Stephen Boxer was a delight and, much like the jester, Feste, around which Stephen shared his hour, he demonstrated huge skill in becoming an immediate part of the LSW surroundings.  The segments of Twelfth Night examined in this discussion, which might well have been subtitled 'On Playing The Clown', are posted hereSitting in the same circle which LSW members had only moments earlier stood during clumps, the same interactive responses were encouraged.  I must admit I was hugely touched by Mr. Boxer's modesty and, more specifically, frankness.  Both were very refreshing, but the latter is as we all know, in many theatrical quarters, rare.  We were treated at the end of the hour to a brilliant realisation of the final moments of the RSC production in which Mr. Boxer had played Feste opposite LSW Guest, Philip Voss' Malvolio.  The 'Brechtian' sadness emersed with measured ease, made the melancholy inherent in this bleak comedy speak for itself.  This was a rare treat indeed.

Tutin&Adrian 12N.jpg (17162 bytes)A photo of a more 'conventional' Feste, here played by the late, glorious MAX ADRIAN opposite LSW Guest DAME DOROTHY TUTIN'S Viola.  As Stephen pointed out there were no bells for him.  The sound of the mind and voice were left to ring in a darkened court.

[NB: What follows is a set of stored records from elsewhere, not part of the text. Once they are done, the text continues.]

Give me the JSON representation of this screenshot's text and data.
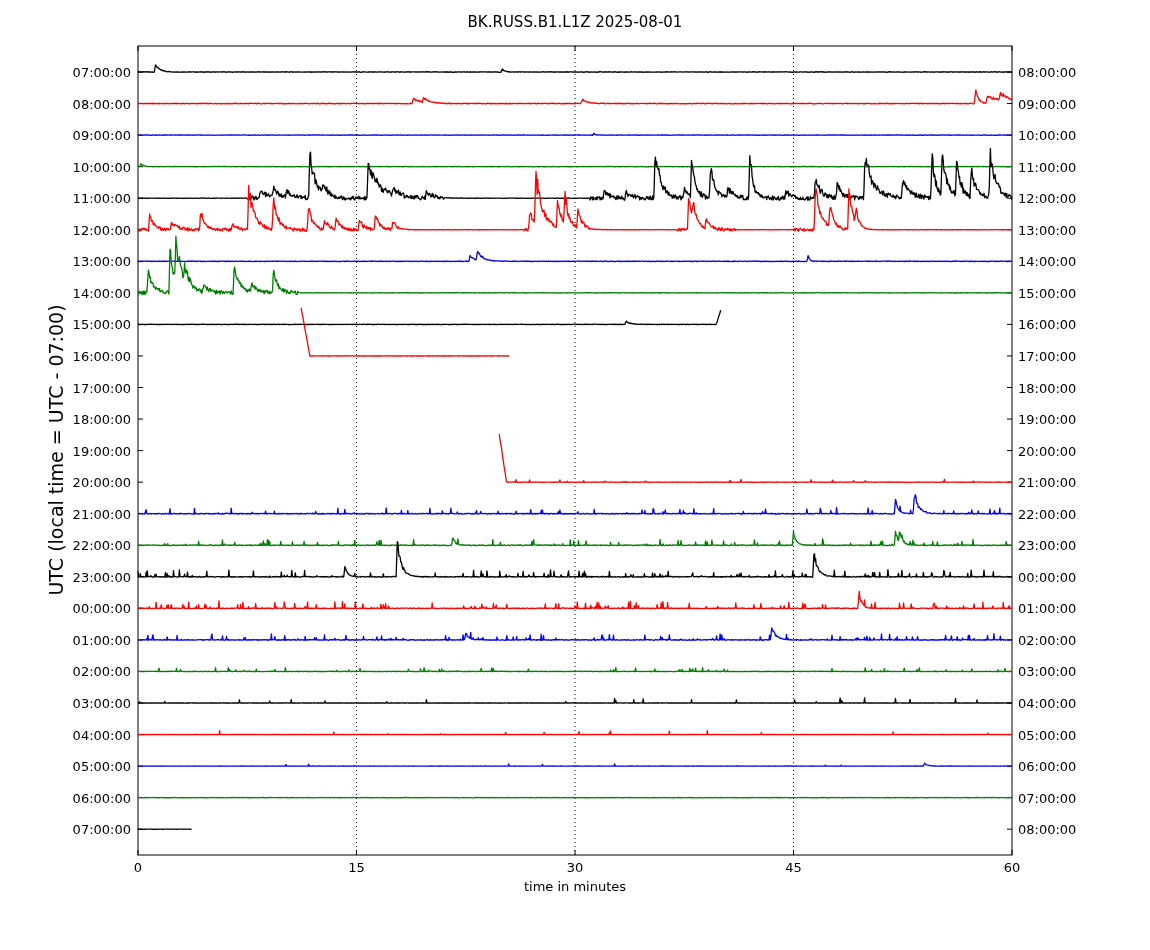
{
  "title": "BK.RUSS.B1.L1Z 2025-08-01",
  "ylabel": "UTC (local time = UTC - 07:00)",
  "xlabel": "time in minutes",
  "xticks": [
    "0",
    "15",
    "30",
    "45",
    "60"
  ],
  "rows": [
    {
      "left": "07:00:00",
      "right": "08:00:00",
      "color": "#000000"
    },
    {
      "left": "08:00:00",
      "right": "09:00:00",
      "color": "#ff0000"
    },
    {
      "left": "09:00:00",
      "right": "10:00:00",
      "color": "#0000ff"
    },
    {
      "left": "10:00:00",
      "right": "11:00:00",
      "color": "#008000"
    },
    {
      "left": "11:00:00",
      "right": "12:00:00",
      "color": "#000000"
    },
    {
      "left": "12:00:00",
      "right": "13:00:00",
      "color": "#ff0000"
    },
    {
      "left": "13:00:00",
      "right": "14:00:00",
      "color": "#0000ff"
    },
    {
      "left": "14:00:00",
      "right": "15:00:00",
      "color": "#008000"
    },
    {
      "left": "15:00:00",
      "right": "16:00:00",
      "color": "#000000"
    },
    {
      "left": "16:00:00",
      "right": "17:00:00",
      "color": "#ff0000"
    },
    {
      "left": "17:00:00",
      "right": "18:00:00"
    },
    {
      "left": "18:00:00",
      "right": "19:00:00"
    },
    {
      "left": "19:00:00",
      "right": "20:00:00"
    },
    {
      "left": "20:00:00",
      "right": "21:00:00",
      "color": "#ff0000"
    },
    {
      "left": "21:00:00",
      "right": "22:00:00",
      "color": "#0000ff"
    },
    {
      "left": "22:00:00",
      "right": "23:00:00",
      "color": "#008000"
    },
    {
      "left": "23:00:00",
      "right": "00:00:00",
      "color": "#000000"
    },
    {
      "left": "00:00:00",
      "right": "01:00:00",
      "color": "#ff0000"
    },
    {
      "left": "01:00:00",
      "right": "02:00:00",
      "color": "#0000ff"
    },
    {
      "left": "02:00:00",
      "right": "03:00:00",
      "color": "#008000"
    },
    {
      "left": "03:00:00",
      "right": "04:00:00",
      "color": "#000000"
    },
    {
      "left": "04:00:00",
      "right": "05:00:00",
      "color": "#ff0000"
    },
    {
      "left": "05:00:00",
      "right": "06:00:00",
      "color": "#0000ff"
    },
    {
      "left": "06:00:00",
      "right": "07:00:00",
      "color": "#008000"
    },
    {
      "left": "07:00:00",
      "right": "08:00:00",
      "color": "#000000"
    }
  ]
}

LSW Participant Commentary - by Angus Pope

Yesterday I attended my first London Shakespeare Workout.  As well as grappling with the concepts of "Witslings" and "Clumps," I was also asked by Bruce to write a diary entry on the visit of the special guest Stephen Boxer.  It all made for rather a full weekend.

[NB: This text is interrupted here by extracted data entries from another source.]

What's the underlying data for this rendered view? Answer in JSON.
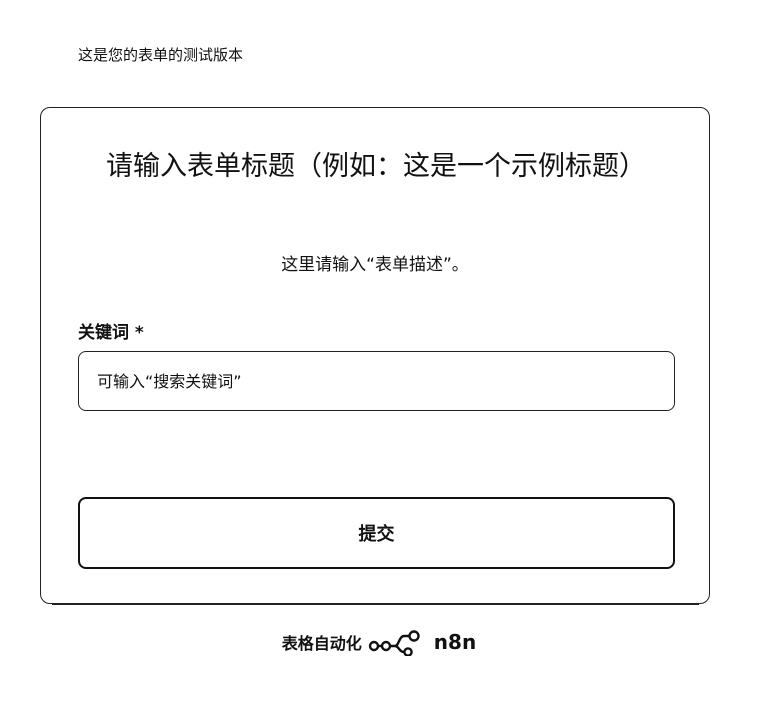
{
  "banner": {
    "text": "这是您的表单的测试版本"
  },
  "form": {
    "title": "请输入表单标题（例如：这是一个示例标题）",
    "description": "这里请输入“表单描述”。",
    "field": {
      "label": "关键词 *",
      "placeholder": "可输入“搜索关键词”",
      "value": ""
    },
    "submit_label": "提交"
  },
  "footer": {
    "text": "表格自动化",
    "brand": "n8n",
    "icon": "n8n-logo-icon"
  }
}
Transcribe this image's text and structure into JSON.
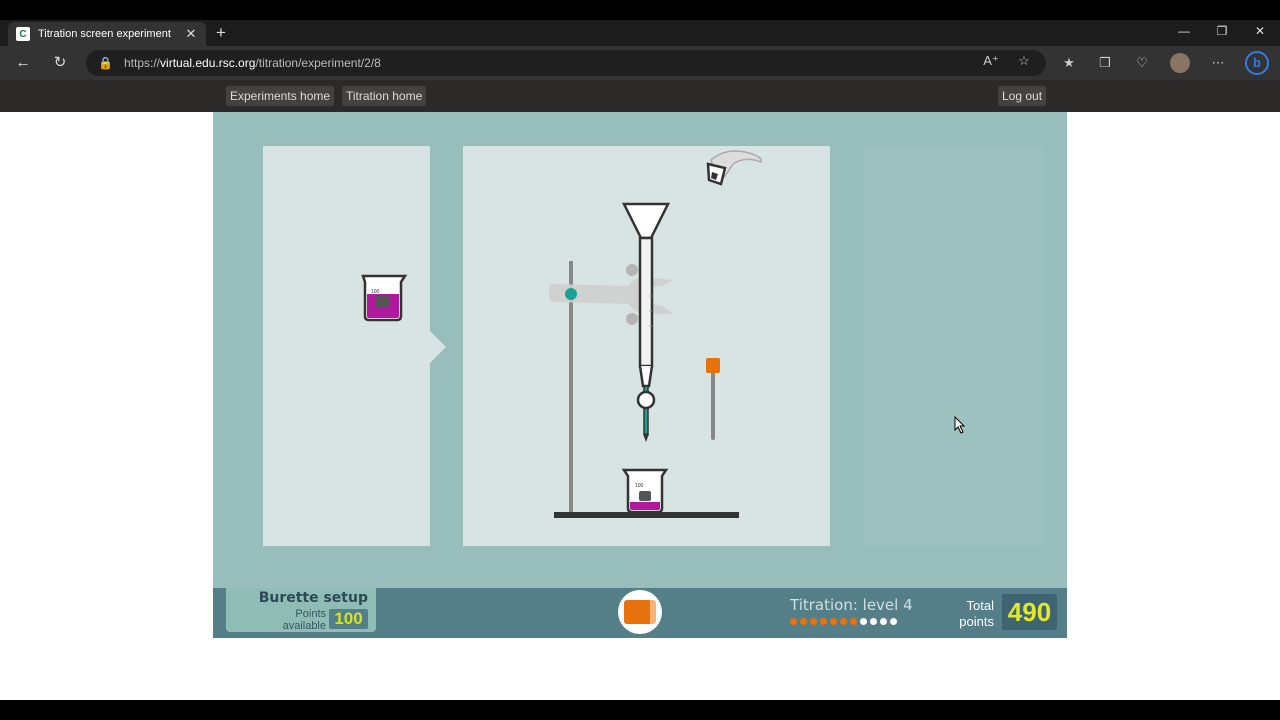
{
  "browser": {
    "tab_title": "Titration screen experiment",
    "favicon_letter": "C",
    "tab_close": "✕",
    "new_tab": "+",
    "url_prefix": "https://",
    "url_host": "virtual.edu.rsc.org",
    "url_path": "/titration/experiment/2/8",
    "window_controls": {
      "minimize": "—",
      "restore": "❐",
      "close": "✕"
    }
  },
  "site_nav": {
    "experiments_home": "Experiments home",
    "titration_home": "Titration home",
    "log_out": "Log out"
  },
  "apparatus": {
    "beaker_label": "100",
    "beaker_unit": "cm³",
    "indicator_color": "#b0189e",
    "burette_tap_color": "#16a394",
    "stopper_color": "#e8720c"
  },
  "status_bar": {
    "stage_title": "Burette setup",
    "points_label_1": "Points",
    "points_label_2": "available",
    "points_available": "100",
    "level_text": "Titration: level 4",
    "level_progress": {
      "completed": 7,
      "total": 11
    },
    "total_label_1": "Total",
    "total_label_2": "points",
    "total_points": "490"
  },
  "colors": {
    "sim_background": "#97bebb",
    "panel": "#d7e4e3",
    "status_bar": "#547f88",
    "points_yellow": "#d4e22a",
    "progress_done": "#e8720c",
    "progress_todo": "#ffffff"
  }
}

Stephen arrived during "Clumps" and was obviously impressed with the excercise, noting how fresh and new the text sounded when you came at it from this angle.  I think he would have been keen to join in and maybe the invitation should be proferred at his next visit.

Stephen started with an introduction to his work and key experiences regarding Shakespeare.  One early anecdote intrigued me. He related how, when working on "A Midsummer Nights Dream" at the National, all the actors had been asked to go home to bed and dream.  They then had to return to the rehearsal room and draw the images they had dreamt.  The surprising thing was, that all the images appeared in the text.

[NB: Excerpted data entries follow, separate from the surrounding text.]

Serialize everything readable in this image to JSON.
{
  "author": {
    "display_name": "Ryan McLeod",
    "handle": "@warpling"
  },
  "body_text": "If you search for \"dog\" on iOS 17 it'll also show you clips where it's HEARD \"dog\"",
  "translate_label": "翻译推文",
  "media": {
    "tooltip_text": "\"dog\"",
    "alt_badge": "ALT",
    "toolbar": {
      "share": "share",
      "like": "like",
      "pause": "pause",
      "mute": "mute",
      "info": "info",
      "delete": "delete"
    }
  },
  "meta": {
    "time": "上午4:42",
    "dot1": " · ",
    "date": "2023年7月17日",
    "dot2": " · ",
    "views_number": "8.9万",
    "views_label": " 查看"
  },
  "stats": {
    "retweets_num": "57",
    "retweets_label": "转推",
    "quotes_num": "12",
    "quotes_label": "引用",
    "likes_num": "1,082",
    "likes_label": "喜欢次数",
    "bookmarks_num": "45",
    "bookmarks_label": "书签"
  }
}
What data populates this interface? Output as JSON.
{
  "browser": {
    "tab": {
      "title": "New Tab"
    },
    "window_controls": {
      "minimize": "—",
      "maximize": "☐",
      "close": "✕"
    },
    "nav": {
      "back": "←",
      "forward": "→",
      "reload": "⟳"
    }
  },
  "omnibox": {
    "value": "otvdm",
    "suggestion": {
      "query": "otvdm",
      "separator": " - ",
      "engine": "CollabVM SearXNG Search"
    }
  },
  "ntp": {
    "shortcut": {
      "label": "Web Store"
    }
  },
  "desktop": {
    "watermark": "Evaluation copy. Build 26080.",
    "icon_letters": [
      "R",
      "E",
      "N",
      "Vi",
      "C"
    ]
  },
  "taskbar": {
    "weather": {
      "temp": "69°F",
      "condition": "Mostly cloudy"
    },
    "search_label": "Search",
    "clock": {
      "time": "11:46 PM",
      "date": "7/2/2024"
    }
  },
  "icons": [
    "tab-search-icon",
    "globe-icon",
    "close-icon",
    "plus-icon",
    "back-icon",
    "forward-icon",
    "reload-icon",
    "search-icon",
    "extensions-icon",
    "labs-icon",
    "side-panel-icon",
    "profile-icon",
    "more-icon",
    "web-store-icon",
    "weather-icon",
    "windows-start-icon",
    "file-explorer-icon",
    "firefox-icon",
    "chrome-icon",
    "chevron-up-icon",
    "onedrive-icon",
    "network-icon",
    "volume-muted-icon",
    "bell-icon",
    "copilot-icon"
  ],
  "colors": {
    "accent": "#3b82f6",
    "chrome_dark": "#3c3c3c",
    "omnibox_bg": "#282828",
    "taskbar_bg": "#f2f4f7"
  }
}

I have to say I found this a bit odd, and, on waking myself, in the middle of that night, recalled what I had just dreamt.  The image was of a white convertible vintage car that I had rediscovered after abandoning it.  I know I'm being a bit perverse but surely some of the company at the N.T must have had contemporary dreams or was the power of the play so strong as to determine their subconcious?  Or can someone tell me where in the canon a white convertible appears?

Stephen then went on to look at the role of Feste in "Twelfth Night," a role he played a year ago at the RSC.  We each took a speech in turn and then Stephen took us through the scene.  It was fascinating to discover how much freedom of choice the writing gives you as an actor.  e.g when Feste first appears at the top of the scene he is scolded for being absent from Olivias household but the actor is left to decide for what length of time the character has been gone.  Stephen then introduced us to the darker side of Feste, how his cruelty and loneliness manifest themselves.  This threw up a fascinating debate on how melancholia is often a prescense in the lives of a great many comics and clowns, e.g Frankie Howerd, Kenneth Williams and of course the suicidal Tony Hancock all battled depression.

Stephen had a great deal to share but I felt was hampered by the length of time at his disposal, maybe I'm just greedy!  I do feel though, that this particular guest should   be invited back at a future date and asked if he would like to take part in some of the excercises such as "Clumps", or share with LSW group excercises he has learnt or divised when working with Shakespeare texts.